Oner algorithm and oner usage in WEKA-Data Mining and WEKA usage (4)

Source: Internet
Author: User
Oner Algorithm Introduction

Oner, also known as 1-r, is an extremely simple Classification Algorithm Model of 1993, which can generate a single-layer decision tree.

The oner algorithm is a simple and inexpensive method, but it can often obtain a very good result to describe the structure of data.

The oner algorithm is widely used to obtain a general understanding of data, and sometimes even directly obtain results.

Oner Algorithm Implementation

The idea of oner is very simple. It establishes a rule that only tests a single attribute and performs different branches. Different attribute values for each branch.

The branch class is the class with the most appearance of raw data (training data) on this branch.

 

Each attribute generates a different rule set, and each rule corresponds to each value of this attribute. Evaluate the error rate of the rule set for each attribute value and select the one with the best effect.

PseudoCodeStatement:

For each attribute

For each attribute value of this attribute, create the following rules

Calculate the frequency of occurrence of each category

Find the most frequent category

Create a rule and assign this category to this attribute value

Calculate the rule Error Rate

Select the rule with the smallest error rate

 

In a simple example, the data uses the weather dataset that comes with WEKA.

For each attribute, there are five. The last one is the result we want to output, so there are only four attribute values. Outlook, temperature, humidity, and windy.

Calculate the outlook attribute first. It has three attribute values: Sunny, rainy, and overcast.

For the value sunny, there are a total of five data records.

There are 3 corresponding to play as NO, 2 corresponding to play as yes, and the most frequent is no. Therefore, Sunny is assigned no.

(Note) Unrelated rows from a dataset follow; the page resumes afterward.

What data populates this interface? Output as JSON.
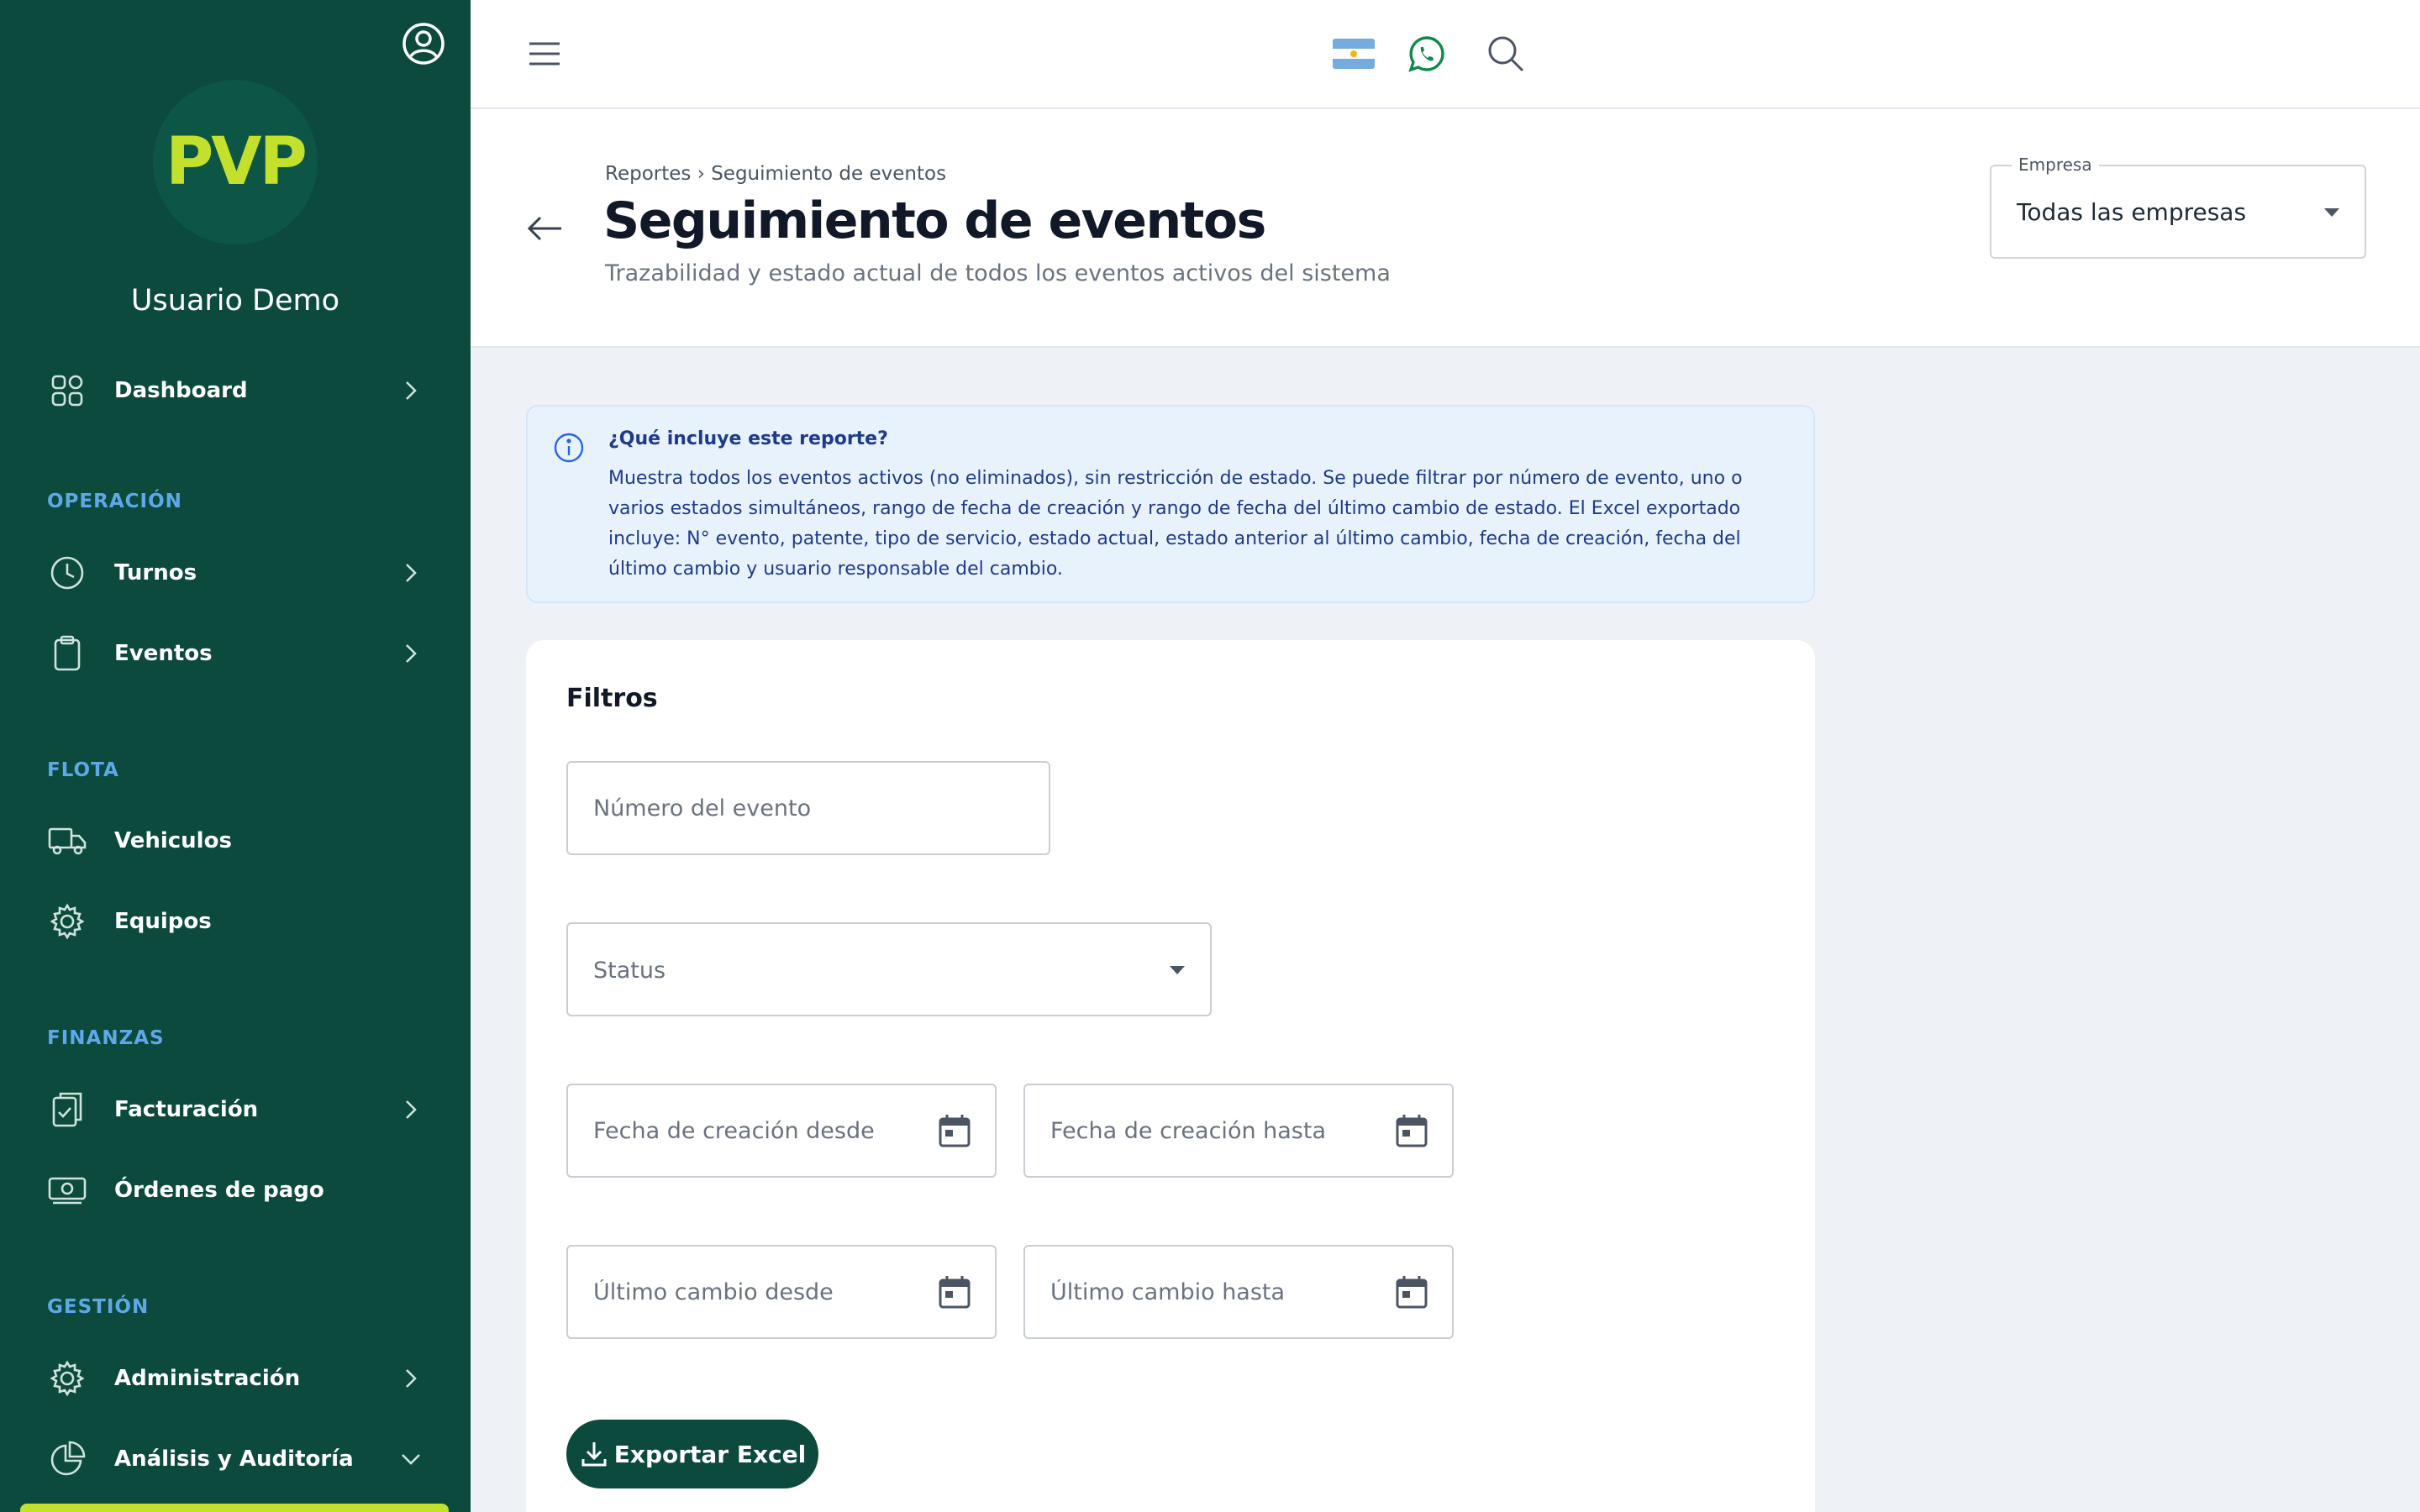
{
  "sidebar": {
    "logo_text": "PVP",
    "user_name": "Usuario Demo",
    "dashboard": "Dashboard",
    "sections": {
      "operacion": "OPERACIÓN",
      "flota": "FLOTA",
      "finanzas": "FINANZAS",
      "gestion": "GESTIÓN"
    },
    "items": {
      "turnos": "Turnos",
      "eventos": "Eventos",
      "vehiculos": "Vehiculos",
      "equipos": "Equipos",
      "facturacion": "Facturación",
      "ordenes": "Órdenes de pago",
      "administracion": "Administración",
      "analisis": "Análisis y Auditoría"
    }
  },
  "header": {
    "breadcrumb": "Reportes › Seguimiento de eventos",
    "title": "Seguimiento de eventos",
    "subtitle": "Trazabilidad y estado actual de todos los eventos activos del sistema",
    "company_label": "Empresa",
    "company_value": "Todas las empresas"
  },
  "info": {
    "title": "¿Qué incluye este reporte?",
    "body": "Muestra todos los eventos activos (no eliminados), sin restricción de estado. Se puede filtrar por número de evento, uno o varios estados simultáneos, rango de fecha de creación y rango de fecha del último cambio de estado. El Excel exportado incluye: N° evento, patente, tipo de servicio, estado actual, estado anterior al último cambio, fecha de creación, fecha del último cambio y usuario responsable del cambio."
  },
  "filters": {
    "title": "Filtros",
    "event_number_placeholder": "Número del evento",
    "status_label": "Status",
    "created_from_placeholder": "Fecha de creación desde",
    "created_to_placeholder": "Fecha de creación hasta",
    "last_change_from_placeholder": "Último cambio desde",
    "last_change_to_placeholder": "Último cambio hasta",
    "export_label": "Exportar Excel"
  },
  "colors": {
    "sidebar_bg": "#0b4a3c",
    "accent_lime": "#c3e02d",
    "section_title": "#5fa8e8",
    "info_bg": "#e8f2fc"
  }
}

Similarly, for rainy, there are five records.

There are 3 corresponding to play as yes, 2 corresponding to play as no, and the most frequent is yes, so the value of Rainy is yes.

Similarly, if the overcast attribute value is calculated, the value is yes.

 

Then calculate the error rate

Sunny-> NO contains three correct categories and two wrong categories, with an error of 0.4.

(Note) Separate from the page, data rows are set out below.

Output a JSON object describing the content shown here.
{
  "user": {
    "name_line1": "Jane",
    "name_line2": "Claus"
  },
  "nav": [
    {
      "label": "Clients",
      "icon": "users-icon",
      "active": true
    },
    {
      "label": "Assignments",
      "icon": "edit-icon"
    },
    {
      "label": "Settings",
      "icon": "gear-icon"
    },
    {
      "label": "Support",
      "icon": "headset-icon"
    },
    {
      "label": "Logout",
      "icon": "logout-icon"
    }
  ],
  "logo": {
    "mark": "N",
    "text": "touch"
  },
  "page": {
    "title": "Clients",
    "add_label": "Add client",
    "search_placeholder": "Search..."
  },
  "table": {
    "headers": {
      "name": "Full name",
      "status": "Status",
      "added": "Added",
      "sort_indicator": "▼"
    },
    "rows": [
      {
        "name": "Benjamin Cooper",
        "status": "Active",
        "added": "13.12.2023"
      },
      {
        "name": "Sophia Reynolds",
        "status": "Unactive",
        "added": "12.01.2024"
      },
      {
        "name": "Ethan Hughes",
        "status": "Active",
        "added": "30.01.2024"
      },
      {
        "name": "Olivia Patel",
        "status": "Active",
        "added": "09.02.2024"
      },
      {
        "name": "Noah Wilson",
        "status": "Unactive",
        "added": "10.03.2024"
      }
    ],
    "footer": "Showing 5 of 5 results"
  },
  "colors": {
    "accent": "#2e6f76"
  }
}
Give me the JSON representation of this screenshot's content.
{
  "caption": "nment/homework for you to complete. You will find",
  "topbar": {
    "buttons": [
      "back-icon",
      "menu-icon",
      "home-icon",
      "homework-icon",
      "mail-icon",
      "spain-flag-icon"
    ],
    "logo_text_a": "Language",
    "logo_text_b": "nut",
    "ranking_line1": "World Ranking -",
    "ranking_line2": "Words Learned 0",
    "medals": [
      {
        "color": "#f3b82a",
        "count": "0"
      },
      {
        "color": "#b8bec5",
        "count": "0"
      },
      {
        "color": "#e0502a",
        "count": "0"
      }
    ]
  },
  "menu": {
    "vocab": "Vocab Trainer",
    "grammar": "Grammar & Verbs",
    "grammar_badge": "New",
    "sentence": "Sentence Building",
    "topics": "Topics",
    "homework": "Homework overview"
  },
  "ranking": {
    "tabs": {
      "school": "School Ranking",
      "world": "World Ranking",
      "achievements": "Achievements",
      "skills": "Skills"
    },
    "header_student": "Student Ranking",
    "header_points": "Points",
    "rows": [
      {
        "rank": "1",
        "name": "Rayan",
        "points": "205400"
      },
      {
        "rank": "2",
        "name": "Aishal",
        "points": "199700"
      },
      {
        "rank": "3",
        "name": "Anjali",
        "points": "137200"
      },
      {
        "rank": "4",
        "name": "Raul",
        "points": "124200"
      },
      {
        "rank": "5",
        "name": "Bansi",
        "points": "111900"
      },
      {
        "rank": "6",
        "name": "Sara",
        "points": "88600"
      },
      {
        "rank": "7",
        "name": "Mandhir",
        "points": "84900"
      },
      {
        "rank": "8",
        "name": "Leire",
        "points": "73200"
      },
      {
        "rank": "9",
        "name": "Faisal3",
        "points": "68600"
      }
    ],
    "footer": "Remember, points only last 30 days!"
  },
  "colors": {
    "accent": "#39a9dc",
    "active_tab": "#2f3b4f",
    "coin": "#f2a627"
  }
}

Rainy-> yes, the error is 0.4.

Overcast-> yes, the error is 0.

Outlook error 4/14

 

The temperature, humidity, and windy attributes are calculated in sequence, and the error and total error are calculated. Then select the smallest error (if the difference is the same, it is random or the stability is high ).

The final result is

Sunny->Norainy->Yesovercast-> Yes

 

Use WEKA to implement the oner Algorithm

WEKA itself has implemented the oner algorithm, which is located in the WEKA. classifiers. Rules package.

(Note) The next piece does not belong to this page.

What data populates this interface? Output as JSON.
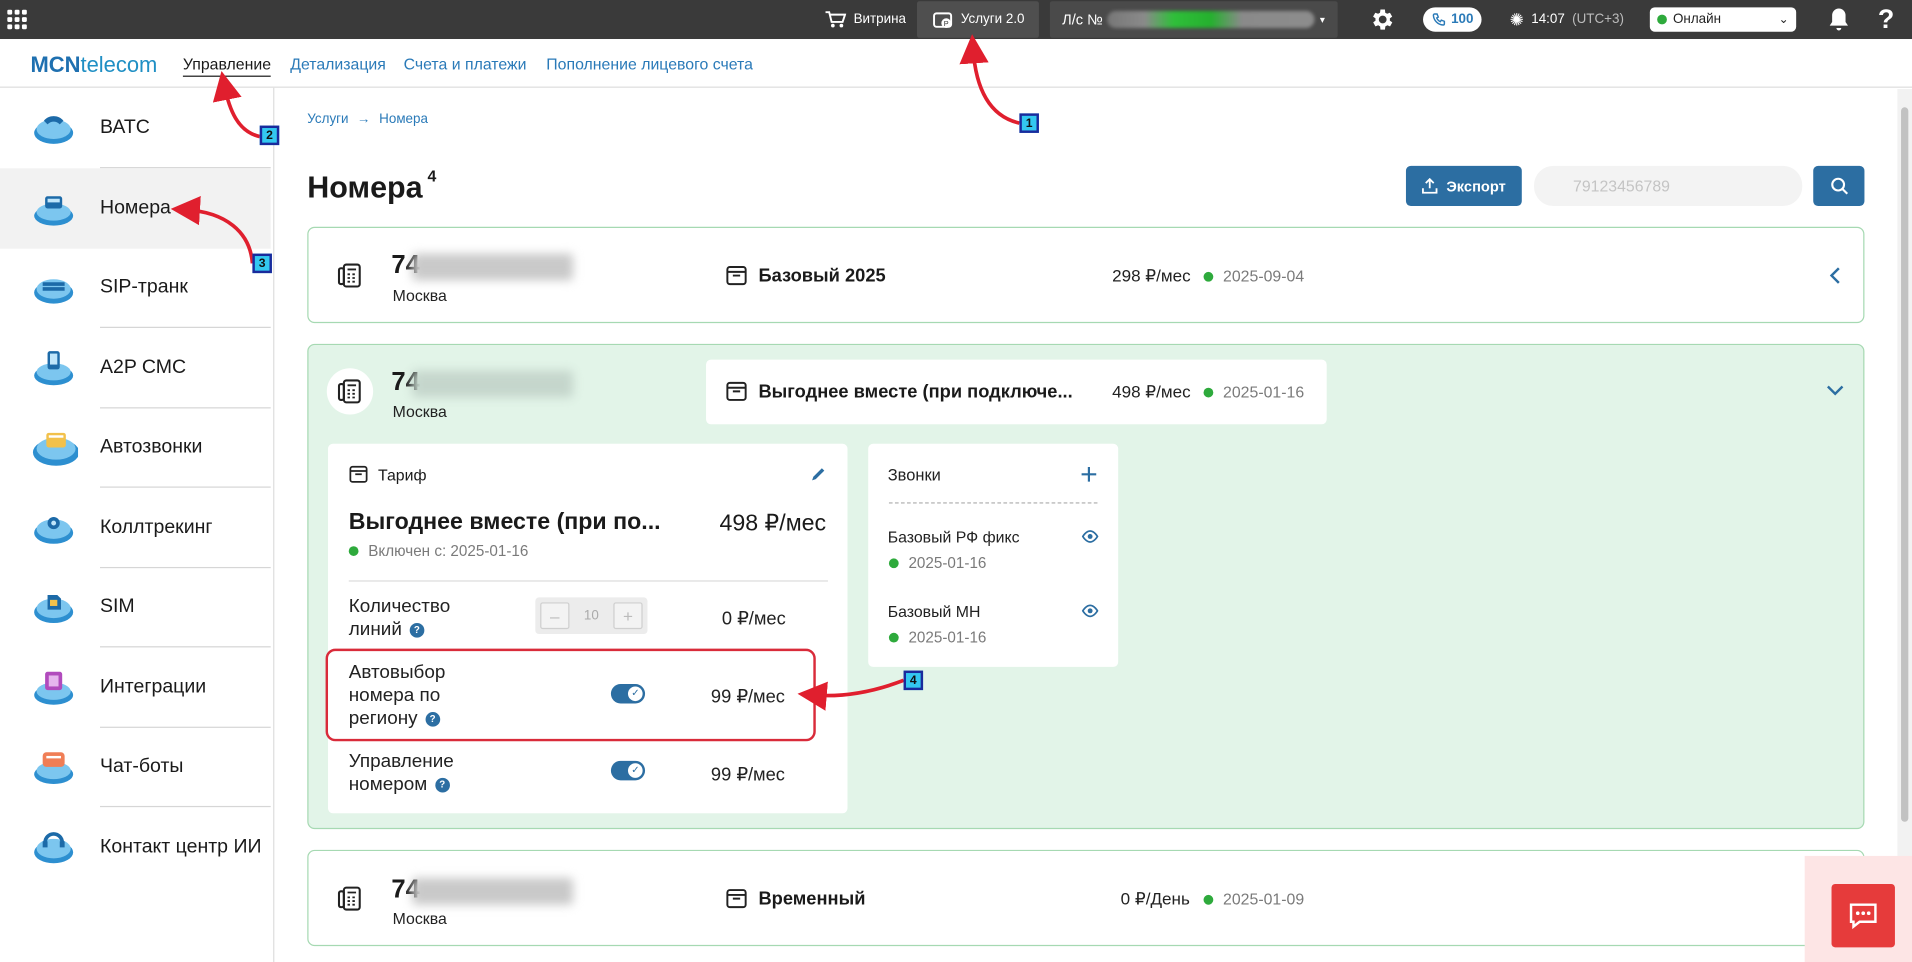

Oner can input a parameter. If it is a continuous value and you want to discretization them, you can specify a bucket size.

 
Instances instances = datasource. Read ("Data/weather. ARFF"); Instances. setclassindex (instances. numattributes ()-1); System. Out. println (instances. tosummarystring (); oner=NewOner (); oner. setdebug (False); Oner. setminbucketsize (6); Oner. buildclassifier (instances); system. Out. println (oner. tostring ());

Effect:

If you set the bucket size to 1, the results will be very different.

Obviously, the previous result is much more useful.

References

For more information about oner, see r.c. Holte in 1993.ArticleVery simple classification rules perform well on most commonly used datasets. The page number is 63-91.

Attached: http://www.ctdisk.com/file/6000694

Contact Us

The content source of this page is from Internet, which doesn't represent Alibaba Cloud's opinion; products and services mentioned on that page don't have any relationship with Alibaba Cloud. If the content of the page makes you feel confusing, please write us an email, we will handle the problem within 5 days after receiving your email.

If you find any instances of plagiarism from the community, please send an email to: info-contact@alibabacloud.com and provide relevant evidence. A staff member will contact you within 5 working days.

A Free Trial That Lets You Build Big!

Start building with 50+ products and up to 12 months usage for Elastic Compute Service

  • Sales Support

    1 on 1 presale consultation

  • After-Sales Support

    24/7 Technical Support 6 Free Tickets per Quarter Faster Response

  • Alibaba Cloud offers highly flexible support services tailored to meet your exact needs.